It was a little late to celebrate the Great Detective’s birthday, but let’s face it, Jan. 6 is a dubious date at best to honor Sherlock Holmes. So this year, Doctor Watson’s Neglected Patients celebrated last night (Jan. 27), with dinner, toasts, a fiendish quiz, a silent auction and a video at Stonebrook Manor Events Center.
About 40 people attended the dinner with the requisite toasts to the Queen, Watson, Doyle and Holmes, after dining on chicken breast and salmon and cheesecake for dessert. Mark Langston, as he’s done twice before, won the coveted Brick Trivia award for answering correctly a staggering 13 out of 20 questions on the quiz (appropriated from Alexian Gregory, a Baker Street Irregular who offered the Canonical Presidents Quiz at the BSI Gaslight Gala in New York City this year).
Participants also watched Sherlock Holmes: The Great Detective (or An Elementary Education), which was shown on the Biography Channel. David Burke, whom we know as Jeremy Brett’s first Watson, appears as Watson in the documentary to explain Holmes’ enduring appeal.
I came away with quite a haul from the silent auction and I can finally repay Dan Andriacco for his kind words. I also offered my toast to Sir Arthur Conan Doyle and I reproduce it here:
I would like to propose a toast to Dr. Watson’s agent, Sir Arthur Conan Doyle, whose name should be familiar to the more knowledgeable among you. He is a largely uncredited figure to the general public and among Sherlockians is not always held in the highest regard.

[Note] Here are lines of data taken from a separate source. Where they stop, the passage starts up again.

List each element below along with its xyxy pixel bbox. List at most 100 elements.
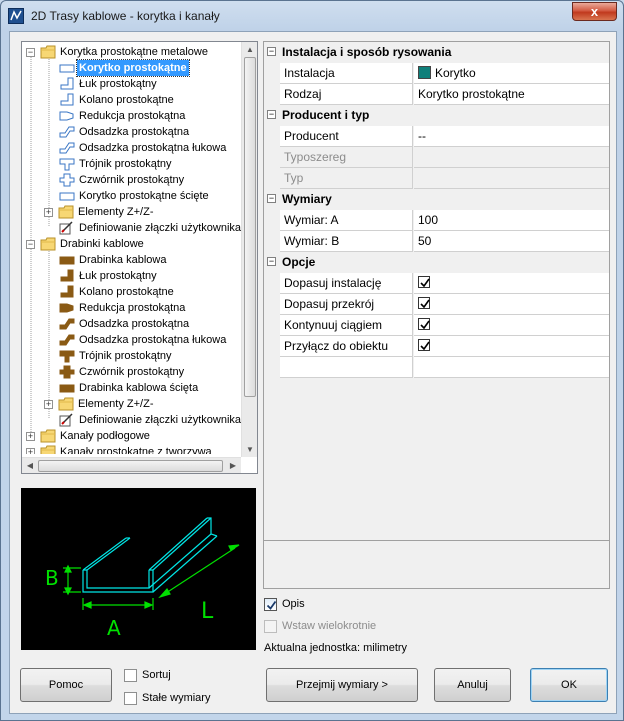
- tree-item[interactable]: + Kanały podłogowe: [22, 428, 241, 444]
- prop-producent[interactable]: Producent --: [264, 126, 609, 147]
- offset-icon: [59, 125, 75, 139]
- element-tree[interactable]: − Korytka prostokątne metalowe Korytko pro…: [21, 41, 258, 474]
- category-options[interactable]: − Opcje: [264, 252, 609, 273]
- expand-icon[interactable]: +: [26, 448, 35, 454]
- tree-item-label: Definiowanie złączki użytkownika: [79, 222, 241, 234]
- prop-dopasuj-przekroj[interactable]: Dopasuj przekrój: [264, 294, 609, 315]
- prop-dim-b[interactable]: Wymiar: B 50: [264, 231, 609, 252]
- collapse-icon[interactable]: −: [26, 240, 35, 249]
- scroll-up-icon[interactable]: ▲: [242, 42, 257, 57]
- tree-item[interactable]: Trójnik prostokątny: [22, 156, 241, 172]
- tree-item-label: Trójnik prostokątny: [79, 158, 172, 170]
- tree-vscroll-thumb[interactable]: [244, 57, 256, 397]
- prop-kontynuuj-ciagiem[interactable]: Kontynuuj ciągiem: [264, 315, 609, 336]
- prop-dim-a[interactable]: Wymiar: A 100: [264, 210, 609, 231]
- category-dimensions[interactable]: − Wymiary: [264, 189, 609, 210]
- tree-item[interactable]: Kolano prostokątne: [22, 284, 241, 300]
- tree-item[interactable]: Drabinka kablowa ścięta: [22, 380, 241, 396]
- expand-icon[interactable]: +: [44, 208, 53, 217]
- tree-item[interactable]: Definiowanie złączki użytkownika: [22, 412, 241, 428]
- tree-item-label: Korytko prostokątne ścięte: [79, 190, 209, 202]
- checkbox-unchecked-icon[interactable]: [124, 669, 137, 682]
- folder-icon: [40, 237, 56, 251]
- tree-item[interactable]: Odsadzka prostokątna: [22, 124, 241, 140]
- tree-item[interactable]: + Elementy Z+/Z-: [22, 396, 241, 412]
- tree-item[interactable]: Łuk prostokątny: [22, 268, 241, 284]
- checkbox-checked-icon[interactable]: [264, 598, 277, 611]
- checkbox-checked-icon[interactable]: [418, 297, 430, 309]
- property-grid[interactable]: − Instalacja i sposób rysowania Instalac…: [263, 41, 610, 589]
- expand-icon[interactable]: +: [26, 432, 35, 441]
- ladder-cut-icon: [59, 381, 75, 395]
- collapse-icon[interactable]: −: [267, 47, 276, 56]
- scroll-left-icon[interactable]: ◀: [22, 458, 38, 473]
- dialog-window: 2D Trasy kablowe - korytka i kanały x − K…: [0, 0, 624, 721]
- collapse-icon[interactable]: −: [267, 257, 276, 266]
- tree-item-label: Kolano prostokątne: [79, 94, 174, 106]
- title-bar[interactable]: 2D Trasy kablowe - korytka i kanały x: [1, 1, 623, 31]
- app-icon: [8, 8, 24, 24]
- elbow-icon: [59, 77, 75, 91]
- checkbox-checked-icon[interactable]: [418, 339, 430, 351]
- tree-item[interactable]: − Korytka prostokątne metalowe: [22, 44, 241, 60]
- tree-item-label: Korytko prostokątne: [76, 59, 190, 77]
- tee-icon: [59, 157, 75, 171]
- checkbox-checked-icon[interactable]: [418, 276, 430, 288]
- tree-item-label: Definiowanie złączki użytkownika: [79, 414, 241, 426]
- help-button[interactable]: Pomoc: [20, 668, 112, 702]
- tree-item[interactable]: Redukcja prostokątna: [22, 108, 241, 124]
- collapse-icon[interactable]: −: [26, 48, 35, 57]
- tree-item[interactable]: Kolano prostokątne: [22, 92, 241, 108]
- tree-vertical-scrollbar[interactable]: ▲ ▼: [241, 42, 257, 457]
- tree-item[interactable]: Odsadzka prostokątna: [22, 316, 241, 332]
- tree-item[interactable]: Czwórnik prostokątny: [22, 172, 241, 188]
- ok-button[interactable]: OK: [530, 668, 608, 702]
- prop-dopasuj-instalacje[interactable]: Dopasuj instalację: [264, 273, 609, 294]
- prop-instalacja-value[interactable]: Korytko: [414, 63, 609, 84]
- prop-instalacja[interactable]: Instalacja Korytko: [264, 63, 609, 84]
- take-dimensions-button[interactable]: Przejmij wymiary >: [266, 668, 418, 702]
- tree-item[interactable]: Odsadzka prostokątna łukowa: [22, 332, 241, 348]
- prop-przylacz-do-obiektu[interactable]: Przyłącz do obiektu: [264, 336, 609, 357]
- close-icon: x: [590, 4, 599, 19]
- tree-item[interactable]: Odsadzka prostokątna łukowa: [22, 140, 241, 156]
- scroll-right-icon[interactable]: ▶: [225, 458, 241, 473]
- category-installation[interactable]: − Instalacja i sposób rysowania: [264, 42, 609, 63]
- tree-hscroll-thumb[interactable]: [38, 460, 223, 472]
- tray-cut-icon: [59, 189, 75, 203]
- tree-item-label: Odsadzka prostokątna: [79, 318, 190, 330]
- category-producer[interactable]: − Producent i typ: [264, 105, 609, 126]
- checkbox-unchecked-icon[interactable]: [124, 692, 137, 705]
- cancel-button[interactable]: Anuluj: [434, 668, 511, 702]
- scroll-down-icon[interactable]: ▼: [242, 442, 257, 457]
- ladder-tee-icon: [59, 349, 75, 363]
- tree-item[interactable]: + Elementy Z+/Z-: [22, 204, 241, 220]
- tree-item-label: Kanały prostokątne z tworzywa: [60, 446, 212, 454]
- prop-rodzaj[interactable]: Rodzaj Korytko prostokątne: [264, 84, 609, 105]
- tree-item[interactable]: Definiowanie złączki użytkownika: [22, 220, 241, 236]
- close-button[interactable]: x: [572, 2, 617, 21]
- current-unit-label: Aktualna jednostka: milimetry: [264, 642, 408, 654]
- dialog-client-area: − Korytka prostokątne metalowe Korytko pro…: [9, 31, 617, 714]
- tree-item[interactable]: − Drabinki kablowe: [22, 236, 241, 252]
- tree-item[interactable]: Łuk prostokątny: [22, 76, 241, 92]
- expand-icon[interactable]: +: [44, 400, 53, 409]
- collapse-icon[interactable]: −: [267, 194, 276, 203]
- tree-item[interactable]: Czwórnik prostokątny: [22, 364, 241, 380]
- ladder-cross-icon: [59, 365, 75, 379]
- tree-item[interactable]: + Kanały prostokątne z tworzywa: [22, 444, 241, 454]
- tree-item[interactable]: Redukcja prostokątna: [22, 300, 241, 316]
- tree-item[interactable]: Korytko prostokątne ścięte: [22, 188, 241, 204]
- tree-horizontal-scrollbar[interactable]: ◀ ▶: [22, 457, 241, 473]
- dim-b-label: B: [45, 566, 59, 590]
- tree-item-label: Czwórnik prostokątny: [79, 366, 185, 378]
- tree-item[interactable]: Drabinka kablowa: [22, 252, 241, 268]
- tree-item[interactable]: Korytko prostokątne: [22, 59, 241, 77]
- tree-item[interactable]: Trójnik prostokątny: [22, 348, 241, 364]
- tree-item-label: Kolano prostokątne: [79, 286, 174, 298]
- tree-item-label: Kanały podłogowe: [60, 430, 150, 442]
- tree-item-label: Drabinka kablowa: [79, 254, 167, 266]
- checkbox-checked-icon[interactable]: [418, 318, 430, 330]
- collapse-icon[interactable]: −: [267, 110, 276, 119]
- dim-a-label: A: [107, 616, 121, 640]
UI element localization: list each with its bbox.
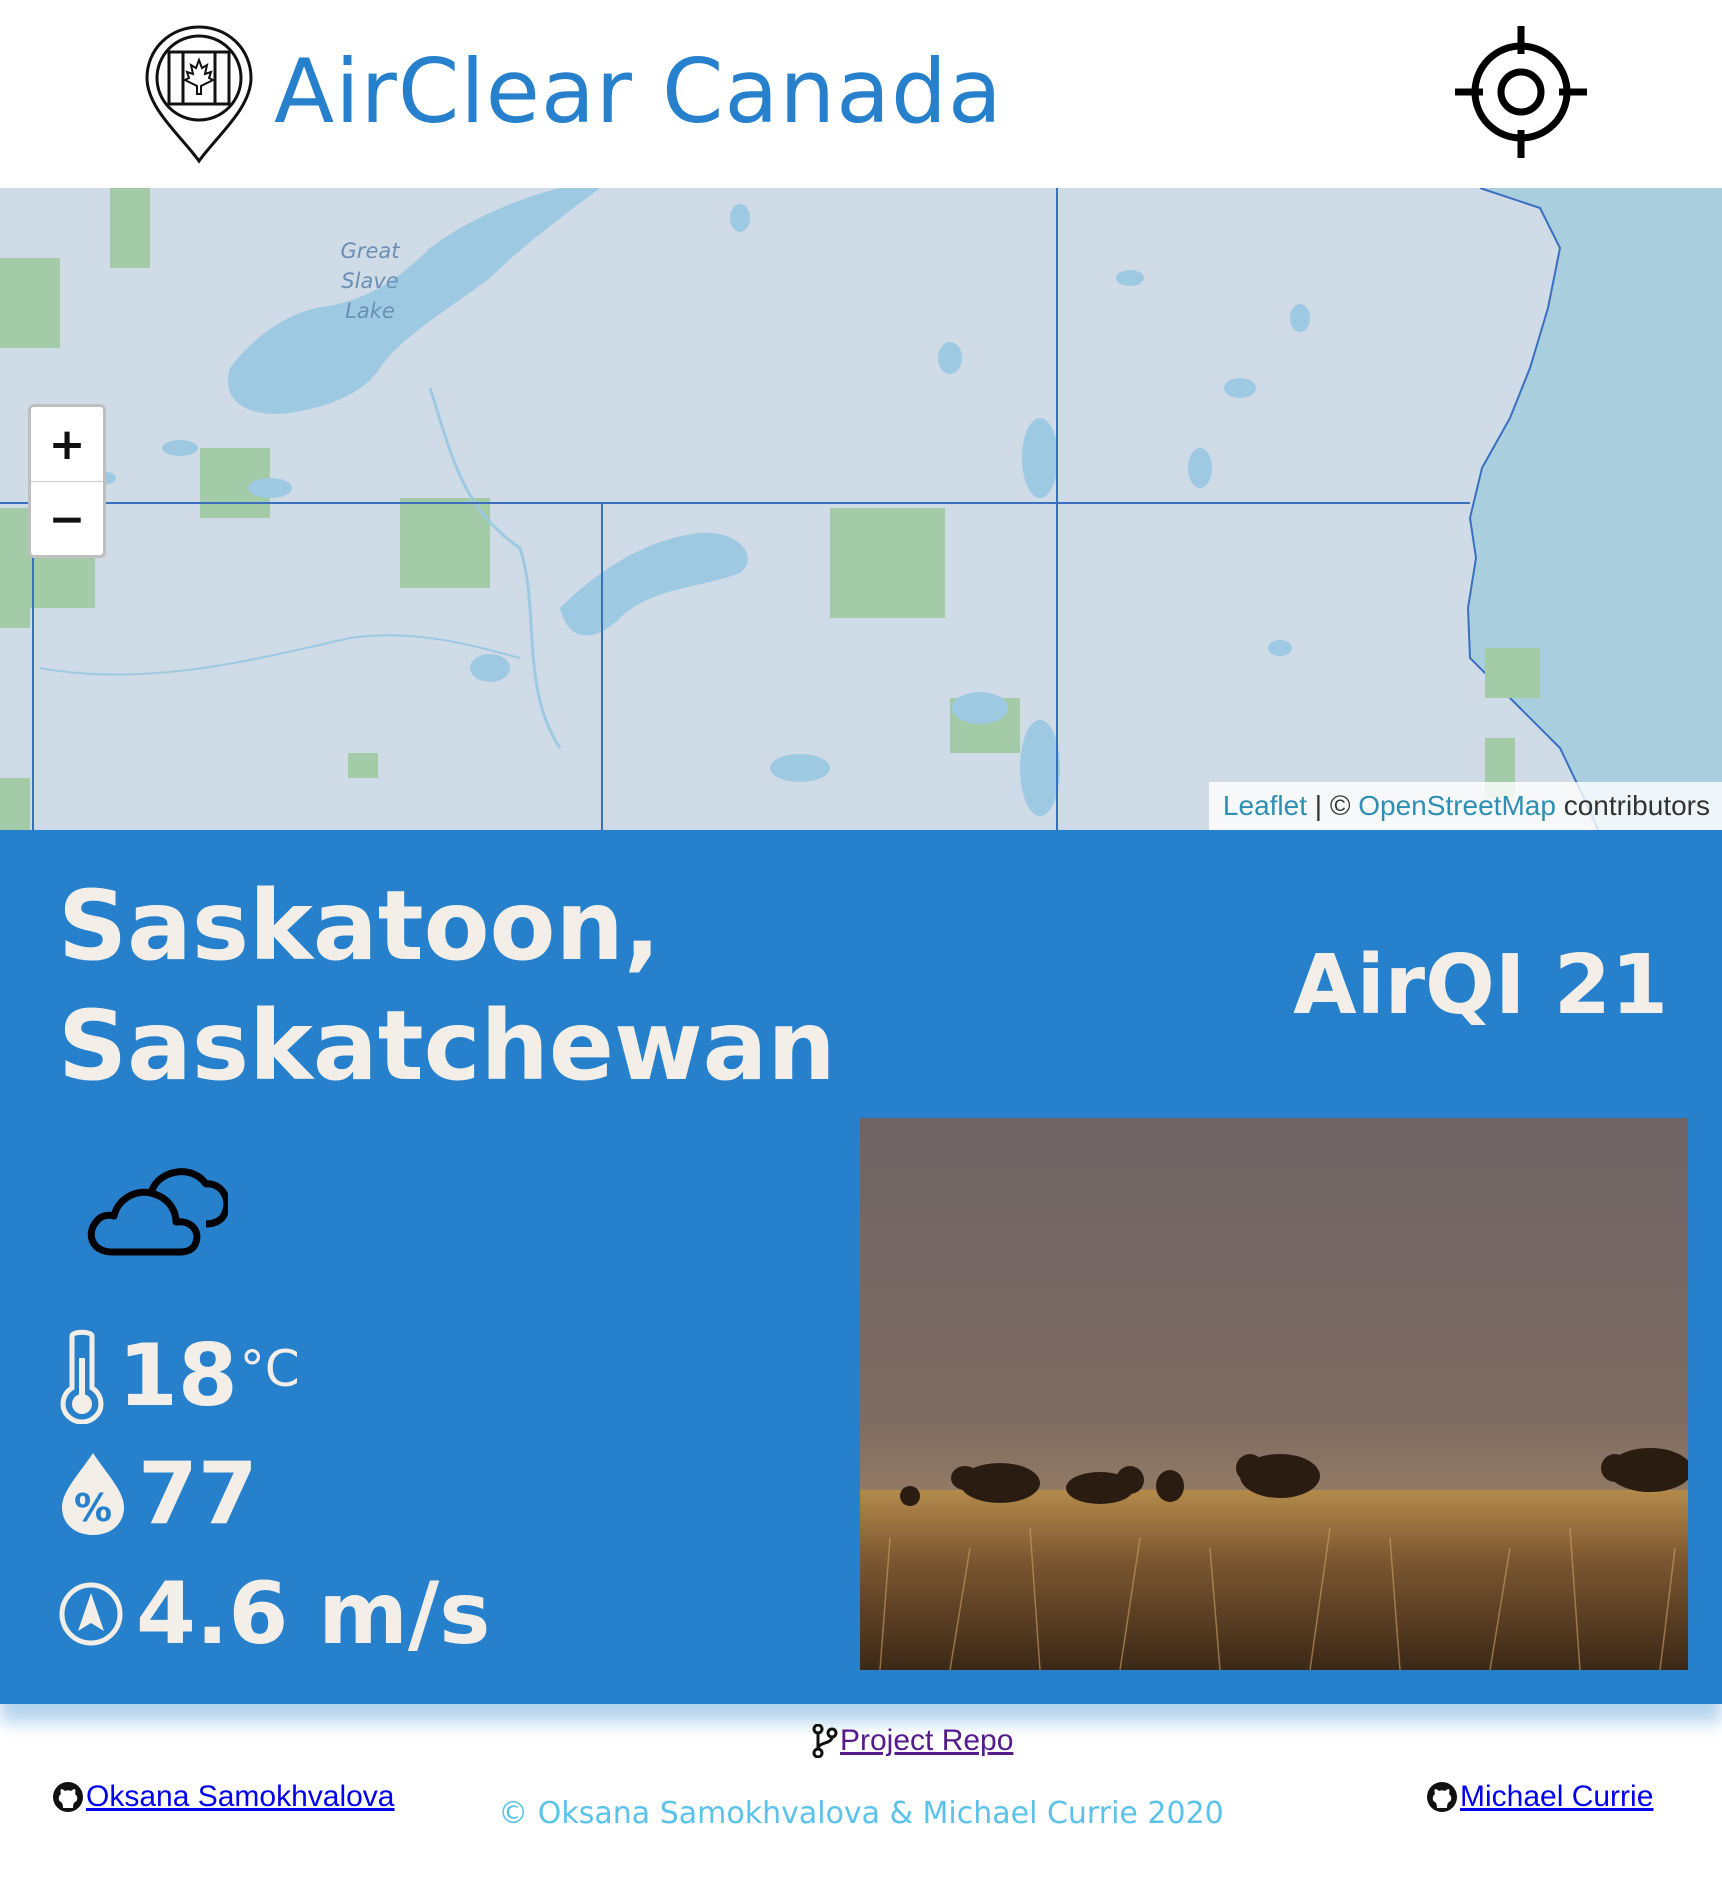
svg-text:%: % [74,1486,112,1530]
city-info-panel: Saskatoon, Saskatchewan AirQI 21 18 °C %… [0,830,1722,1704]
author2-link[interactable]: Michael Currie [1426,1780,1653,1814]
thermometer-icon [60,1329,104,1424]
crosshair-locate-icon[interactable] [1453,24,1589,160]
git-branch-icon [812,1724,838,1758]
temperature-value: 18 [118,1326,238,1426]
attribution-suffix: contributors [1563,790,1710,821]
author2-name[interactable]: Michael Currie [1460,1780,1653,1814]
app-title[interactable]: AirClear Canada [274,42,1003,142]
map-view[interactable]: Great Slave Lake + − [0,188,1722,830]
map-attribution: Leaflet | © OpenStreetMap contributors [1208,782,1722,830]
wind-direction-icon [59,1582,123,1646]
city-name-line2: Saskatchewan [58,990,836,1102]
map-lake-label-word: Slave [341,269,398,293]
attribution-separator: | © [1314,790,1351,821]
humidity-drop-icon: % [62,1453,124,1535]
city-name-line1: Saskatoon, [58,870,661,982]
github-icon [1427,1782,1457,1812]
temperature-row: 18 °C [58,1326,300,1426]
humidity-value: 77 [138,1444,258,1544]
map-tiles[interactable]: Great Slave Lake [0,188,1722,830]
wind-row: 4.6 m/s [58,1564,491,1664]
map-lake-label-word: Lake [345,299,395,323]
app-header: AirClear Canada [0,0,1722,188]
cloudy-icon [87,1168,228,1256]
leaflet-link[interactable]: Leaflet [1223,790,1307,821]
humidity-row: % 77 [58,1444,258,1544]
project-repo-link[interactable]: Project Repo [812,1724,1013,1758]
city-name: Saskatoon, Saskatchewan [58,866,836,1106]
map-lake-label: Great Slave Lake [341,239,401,323]
zoom-control: + − [28,404,106,558]
map-lake-label-word: Great [341,239,401,263]
zoom-out-button[interactable]: − [31,481,103,556]
project-repo-label[interactable]: Project Repo [840,1724,1013,1758]
city-photo-bison [860,1118,1688,1670]
page-footer: Project Repo Oksana Samokhvalova © Oksan… [0,1704,1722,1895]
openstreetmap-link[interactable]: OpenStreetMap [1358,790,1556,821]
wind-value: 4.6 m/s [136,1564,491,1664]
air-quality-index: AirQI 21 [1293,938,1668,1033]
zoom-in-button[interactable]: + [31,407,103,481]
temperature-unit: °C [239,1340,300,1398]
map-pin-canada-flag-icon [145,25,253,164]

We all know his disastrous advice to Watson (and thus to Holmes) that led to what we know as the Great Hiatus. The less said about that sorry affair, the better.
But recent scholarship has suggested that Sir Arthur deserves much more credit than has been his due to date. Many people now believe he even suggested some of the cases that Holmes later investigated. And we cannot deny that Sir Arthur’s representation of Watson catapulted an obscure doctor into one of the most recognizable names in literature. I’m speaking of Watson here, of couse. By coincidence, Sir Arthur began life as a doctor.
And in praise of the man, we shouldn’t forget that Sir Arthur, who was knighted for his pamphlet about the Boer War, had some fame as an author himself, mainly of historical fiction.
On the other side of the ledger, there are some who suggest it was Sir Arthur who prevented us from learning of some of the cases only suggested in the Canon, believing them to be unmarketable. It’s rumored he told Watson: “A giant rat of Sumatra. Who’d ever believe such a story?” And his efforts to quash the publication of The Cardboard Box briefly led to a rift between client and agent.
And some believe Sir Arthur even appropriated some of Holmes’ adventures for his own purposes. It was undoubtedly Sir Arthur who suggested to Holmes that during the Great Hiatus he go to the Amazon under the guise of the renowned hunter Lord John Roxton … and then published the narrative himself as The Lost World. It’s a great tribute to Watson that he did not hold a grudge for this, even going so far as to create the ludicrous story of Holmes’ adventures in Tibet! Oh, sorry, I said I wouldn’t mention the hiatus.
Well, we’ll forgive Sir Arthur his trespasses and instead thank him for the success he brought Watson. To Sir Arthur Conan Doyle, the agent.
The next meeting of the Outpatients of DWNP will be Sunday Feb. 3 at Pints Pub in Denver and the subject of our discussion and quiz will be The Stockbroker’s Clerk.